Aantjes Carolien, Quinlan Tim, Bunders Joske
Faculty of Earth and Life Sciences: Athena Institute, VU University Amsterdam, De Boelelaan 1085, 1081, HV, Amsterdam, The Netherlands.
ETC. Foundation, Kastanjelaan 5, Leusden, The Netherlands.
Global Health. 2014 Dec 11;10:85. doi: 10.1186/s12992-014-0085-5.
In 2008, the WHO facilitated the primary health care (PHC) revitalisation agenda. The purpose was to strengthen African health systems in order to address communicable and non-communicable diseases. Our aim was to assess the position of civil society-led community home based care programmes (CHBC), which serve the needs of patients with HIV, within this agenda. We examined how their roles and place in health systems evolved, and the prospects for these programmes in national policies and strategies to revitalise PHC, as new health care demands arise.
The study was conducted in Ethiopia, Malawi, South Africa and Zambia and used an historical, comparative research design. We used purposive sampling in the selection of countries and case studies of CHBC programmes. Qualitative methods included semi-structured interviews, focus group discussions, service observation and community mapping exercises. Quantitative methods included questionnaire surveys.
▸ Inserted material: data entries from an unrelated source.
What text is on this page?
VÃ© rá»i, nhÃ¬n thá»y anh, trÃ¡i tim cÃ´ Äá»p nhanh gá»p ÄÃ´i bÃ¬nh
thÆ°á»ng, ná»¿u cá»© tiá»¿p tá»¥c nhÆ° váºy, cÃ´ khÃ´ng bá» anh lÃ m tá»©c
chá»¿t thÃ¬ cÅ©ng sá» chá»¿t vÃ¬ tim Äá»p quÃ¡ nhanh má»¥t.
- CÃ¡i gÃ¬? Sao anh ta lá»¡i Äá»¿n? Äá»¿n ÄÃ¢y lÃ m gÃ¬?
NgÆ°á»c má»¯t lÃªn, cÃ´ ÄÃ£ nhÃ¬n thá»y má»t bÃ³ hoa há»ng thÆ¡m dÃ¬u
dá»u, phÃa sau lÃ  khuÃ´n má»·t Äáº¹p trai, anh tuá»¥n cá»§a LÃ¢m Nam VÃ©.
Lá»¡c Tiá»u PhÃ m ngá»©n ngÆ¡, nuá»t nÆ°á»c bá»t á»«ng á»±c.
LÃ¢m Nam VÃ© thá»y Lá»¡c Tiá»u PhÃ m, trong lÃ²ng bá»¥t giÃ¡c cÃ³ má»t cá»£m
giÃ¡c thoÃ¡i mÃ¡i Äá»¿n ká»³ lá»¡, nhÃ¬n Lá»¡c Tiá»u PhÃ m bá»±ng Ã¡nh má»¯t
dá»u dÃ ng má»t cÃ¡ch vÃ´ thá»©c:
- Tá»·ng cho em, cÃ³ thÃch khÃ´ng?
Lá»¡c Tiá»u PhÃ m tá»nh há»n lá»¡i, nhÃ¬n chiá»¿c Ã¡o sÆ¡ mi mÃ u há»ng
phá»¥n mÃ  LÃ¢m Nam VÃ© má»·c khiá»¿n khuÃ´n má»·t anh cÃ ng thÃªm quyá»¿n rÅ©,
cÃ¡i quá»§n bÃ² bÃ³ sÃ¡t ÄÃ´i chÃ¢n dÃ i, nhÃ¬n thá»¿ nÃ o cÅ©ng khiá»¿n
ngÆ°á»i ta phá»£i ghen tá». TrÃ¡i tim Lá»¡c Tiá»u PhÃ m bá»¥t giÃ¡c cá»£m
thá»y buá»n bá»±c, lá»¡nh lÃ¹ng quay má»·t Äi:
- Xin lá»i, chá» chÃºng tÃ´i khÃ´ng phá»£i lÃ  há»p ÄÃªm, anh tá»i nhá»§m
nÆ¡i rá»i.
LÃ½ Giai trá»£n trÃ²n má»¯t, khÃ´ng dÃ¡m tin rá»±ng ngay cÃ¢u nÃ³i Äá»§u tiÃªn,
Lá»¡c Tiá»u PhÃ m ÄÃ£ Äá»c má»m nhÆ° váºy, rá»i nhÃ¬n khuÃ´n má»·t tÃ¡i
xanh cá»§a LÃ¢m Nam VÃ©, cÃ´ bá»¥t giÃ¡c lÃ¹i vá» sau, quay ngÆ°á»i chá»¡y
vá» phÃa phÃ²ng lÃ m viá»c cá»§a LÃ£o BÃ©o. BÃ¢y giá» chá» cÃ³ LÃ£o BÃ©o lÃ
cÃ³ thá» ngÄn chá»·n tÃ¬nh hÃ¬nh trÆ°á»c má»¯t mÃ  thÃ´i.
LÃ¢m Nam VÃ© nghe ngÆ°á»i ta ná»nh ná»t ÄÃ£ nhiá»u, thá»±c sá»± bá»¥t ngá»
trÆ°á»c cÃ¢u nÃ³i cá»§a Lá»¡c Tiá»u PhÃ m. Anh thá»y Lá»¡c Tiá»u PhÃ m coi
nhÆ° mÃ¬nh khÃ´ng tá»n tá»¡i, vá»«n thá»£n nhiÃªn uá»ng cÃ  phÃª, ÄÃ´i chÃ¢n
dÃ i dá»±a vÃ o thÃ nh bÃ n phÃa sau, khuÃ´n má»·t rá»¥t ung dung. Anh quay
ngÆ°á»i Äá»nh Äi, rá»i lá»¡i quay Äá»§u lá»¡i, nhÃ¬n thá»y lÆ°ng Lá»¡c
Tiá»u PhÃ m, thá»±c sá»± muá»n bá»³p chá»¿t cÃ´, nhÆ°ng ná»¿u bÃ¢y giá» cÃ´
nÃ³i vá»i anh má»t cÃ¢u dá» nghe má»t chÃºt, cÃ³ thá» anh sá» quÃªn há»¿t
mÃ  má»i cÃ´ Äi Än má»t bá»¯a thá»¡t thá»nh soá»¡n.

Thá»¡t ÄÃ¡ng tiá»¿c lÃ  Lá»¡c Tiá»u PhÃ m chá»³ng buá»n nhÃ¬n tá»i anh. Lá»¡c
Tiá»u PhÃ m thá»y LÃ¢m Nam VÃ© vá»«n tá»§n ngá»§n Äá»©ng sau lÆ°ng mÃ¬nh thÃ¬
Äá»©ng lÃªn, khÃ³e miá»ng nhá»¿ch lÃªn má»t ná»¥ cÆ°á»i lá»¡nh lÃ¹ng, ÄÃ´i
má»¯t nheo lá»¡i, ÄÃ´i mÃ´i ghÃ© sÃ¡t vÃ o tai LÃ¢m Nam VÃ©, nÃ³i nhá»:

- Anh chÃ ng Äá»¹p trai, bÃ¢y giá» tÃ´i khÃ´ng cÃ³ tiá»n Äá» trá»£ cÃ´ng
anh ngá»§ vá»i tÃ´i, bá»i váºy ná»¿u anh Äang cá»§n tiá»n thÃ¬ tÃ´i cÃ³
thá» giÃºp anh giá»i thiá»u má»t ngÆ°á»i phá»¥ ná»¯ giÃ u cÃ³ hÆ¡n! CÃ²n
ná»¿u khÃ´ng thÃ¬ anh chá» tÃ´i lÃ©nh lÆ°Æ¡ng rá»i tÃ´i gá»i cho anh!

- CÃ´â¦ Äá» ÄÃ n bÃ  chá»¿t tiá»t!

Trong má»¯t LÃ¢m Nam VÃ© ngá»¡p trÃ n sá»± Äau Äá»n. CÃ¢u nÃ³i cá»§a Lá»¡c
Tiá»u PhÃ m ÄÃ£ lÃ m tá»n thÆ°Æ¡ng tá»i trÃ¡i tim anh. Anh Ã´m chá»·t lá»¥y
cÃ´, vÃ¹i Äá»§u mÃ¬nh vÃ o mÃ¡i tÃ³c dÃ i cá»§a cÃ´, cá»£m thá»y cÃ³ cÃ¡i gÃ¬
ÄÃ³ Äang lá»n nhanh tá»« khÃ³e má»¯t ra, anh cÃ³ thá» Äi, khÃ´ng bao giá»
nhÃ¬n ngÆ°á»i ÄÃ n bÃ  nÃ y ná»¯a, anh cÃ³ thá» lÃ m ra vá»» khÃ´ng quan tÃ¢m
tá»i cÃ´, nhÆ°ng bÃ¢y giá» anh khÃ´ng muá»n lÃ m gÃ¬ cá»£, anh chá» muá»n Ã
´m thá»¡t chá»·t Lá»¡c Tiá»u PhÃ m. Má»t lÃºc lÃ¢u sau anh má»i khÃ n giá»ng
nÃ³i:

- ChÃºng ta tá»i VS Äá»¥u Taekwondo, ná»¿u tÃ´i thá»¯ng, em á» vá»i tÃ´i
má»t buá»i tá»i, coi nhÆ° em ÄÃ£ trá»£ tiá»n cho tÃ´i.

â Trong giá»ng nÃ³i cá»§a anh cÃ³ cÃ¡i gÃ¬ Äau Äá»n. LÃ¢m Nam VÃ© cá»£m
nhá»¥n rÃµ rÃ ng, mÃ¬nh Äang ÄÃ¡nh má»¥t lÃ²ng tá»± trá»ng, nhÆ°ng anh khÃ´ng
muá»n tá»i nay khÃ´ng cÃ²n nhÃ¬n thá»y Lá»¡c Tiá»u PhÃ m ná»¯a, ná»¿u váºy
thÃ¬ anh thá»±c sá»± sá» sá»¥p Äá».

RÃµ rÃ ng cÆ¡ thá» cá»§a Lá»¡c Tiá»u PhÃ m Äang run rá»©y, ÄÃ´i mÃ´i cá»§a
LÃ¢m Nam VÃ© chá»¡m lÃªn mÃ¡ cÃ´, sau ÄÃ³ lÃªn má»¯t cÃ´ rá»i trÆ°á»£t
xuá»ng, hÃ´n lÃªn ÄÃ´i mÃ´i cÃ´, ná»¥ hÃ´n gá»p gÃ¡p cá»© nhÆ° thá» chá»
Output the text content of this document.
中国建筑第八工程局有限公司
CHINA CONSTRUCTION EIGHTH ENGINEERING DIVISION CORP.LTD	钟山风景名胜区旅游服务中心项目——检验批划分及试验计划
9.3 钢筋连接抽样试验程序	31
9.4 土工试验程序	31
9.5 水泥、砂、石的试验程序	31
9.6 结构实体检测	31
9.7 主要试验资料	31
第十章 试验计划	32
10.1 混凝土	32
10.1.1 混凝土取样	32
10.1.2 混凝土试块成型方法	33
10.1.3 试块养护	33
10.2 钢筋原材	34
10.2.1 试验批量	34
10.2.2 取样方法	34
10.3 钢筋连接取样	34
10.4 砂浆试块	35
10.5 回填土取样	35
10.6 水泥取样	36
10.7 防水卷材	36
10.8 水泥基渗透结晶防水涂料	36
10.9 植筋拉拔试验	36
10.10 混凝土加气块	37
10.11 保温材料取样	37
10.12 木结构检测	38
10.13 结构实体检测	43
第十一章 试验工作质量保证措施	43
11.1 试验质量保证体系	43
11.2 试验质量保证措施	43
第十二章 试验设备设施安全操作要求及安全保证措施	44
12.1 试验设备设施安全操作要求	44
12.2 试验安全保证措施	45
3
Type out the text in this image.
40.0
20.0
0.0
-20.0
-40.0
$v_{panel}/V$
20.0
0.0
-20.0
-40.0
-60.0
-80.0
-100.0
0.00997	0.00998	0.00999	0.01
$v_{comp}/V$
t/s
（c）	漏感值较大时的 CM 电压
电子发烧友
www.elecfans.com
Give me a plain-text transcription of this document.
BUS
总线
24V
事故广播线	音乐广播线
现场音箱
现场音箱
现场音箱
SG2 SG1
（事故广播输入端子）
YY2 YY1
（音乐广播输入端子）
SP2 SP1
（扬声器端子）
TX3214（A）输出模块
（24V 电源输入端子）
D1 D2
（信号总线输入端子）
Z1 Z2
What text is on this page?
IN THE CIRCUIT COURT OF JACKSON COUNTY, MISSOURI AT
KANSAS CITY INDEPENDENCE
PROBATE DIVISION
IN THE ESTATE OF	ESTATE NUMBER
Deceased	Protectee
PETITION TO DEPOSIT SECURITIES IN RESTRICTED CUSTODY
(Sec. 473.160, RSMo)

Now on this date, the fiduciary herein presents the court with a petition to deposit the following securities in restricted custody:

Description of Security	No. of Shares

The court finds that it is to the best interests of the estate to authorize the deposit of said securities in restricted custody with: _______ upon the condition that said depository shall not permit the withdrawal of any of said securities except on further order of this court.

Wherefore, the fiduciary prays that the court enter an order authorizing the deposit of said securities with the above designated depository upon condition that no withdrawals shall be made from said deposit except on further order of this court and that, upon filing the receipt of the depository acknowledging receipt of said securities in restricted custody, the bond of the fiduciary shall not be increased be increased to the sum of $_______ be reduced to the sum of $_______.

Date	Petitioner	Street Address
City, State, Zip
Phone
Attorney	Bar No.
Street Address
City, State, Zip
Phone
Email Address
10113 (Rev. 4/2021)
The capacity of PHC services increased rapidly in the mid-to-late 2000s via CHBC programme facilitation of community mobilisation and participation in primary care services and the exceptional investments for HIV/AIDS. CHBC programmes diversified their services in response to the changing health and social care needs of patients on lifelong anti-retroviral therapy and there is a general trend to extend service delivery beyond HIV-infected patients. We observed similarities in the way the governments of South Africa, Malawi and Zambia are integrating CHBC programmes into PHC by making PHC facilities the focal point for management and state-paid community health workers responsible for the supervision of community-based activities. Contextual differences were found between Ethiopia, South Africa, Malawi and Zambia, whereby the policy direction of the latter two countries is to have in place structures and mechanisms that actively connect health and social welfare interventions from governmental and non-governmental actors.
Countries may differ in the means to integrate and co-ordinate government and civil society agencies but the net result is expanded PHC capacity. In a context of changing health care demands, CHBC programmes are a vital mechanism for the delivery of primary health and social welfare services.
2008年,世界卫生组织推动了初级卫生保健(PHC)振兴议程。其目的是加强非洲卫生系统,以应对传染病和非传染病。我们的目标是评估民间社会主导的社区居家护理项目(CHBC)在该议程中满足艾滋病毒患者需求的地位。随着新的医疗需求出现,我们研究了这些项目在卫生系统中的作用和地位是如何演变的,以及它们在振兴初级卫生保健的国家政策和战略中的前景。
该研究在埃塞俄比亚、马拉维、南非和赞比亚进行,采用了历史比较研究设计。我们在国家选择和CHBC项目案例研究中采用了目的抽样法。定性方法包括半结构化访谈、焦点小组讨论、服务观察和社区绘图活动。定量方法包括问卷调查。
通过CHBC项目促进社区动员和参与初级保健服务以及对艾滋病毒/艾滋病的特殊投资,初级卫生保健服务能力在21世纪中后期迅速提高。CHBC项目根据接受终身抗逆转录病毒治疗患者不断变化的健康和社会护理需求,使其服务多样化,并且存在将服务范围扩大到艾滋病毒感染患者之外的总体趋势。我们观察到南非、马拉维赞比亚政府将CHBC项目纳入初级卫生保健的方式存在相似之处,即将初级卫生保健设施作为管理重点,并由国家支付薪酬的社区卫生工作者负责监督社区活动。在埃塞俄比亚、南非、马拉维和赞比亚之间发现了背景差异,后两个国家的政策方向是建立结构和机制,积极将政府和非政府行为体的卫生和社会福利干预联系起来。
各国在整合和协调政府与民间社会机构的方式上可能存在差异,但最终结果是扩大了初级卫生保健能力。在不断变化的医疗需求背景下,CHBC项目是提供初级卫生和社会福利服务的重要机制。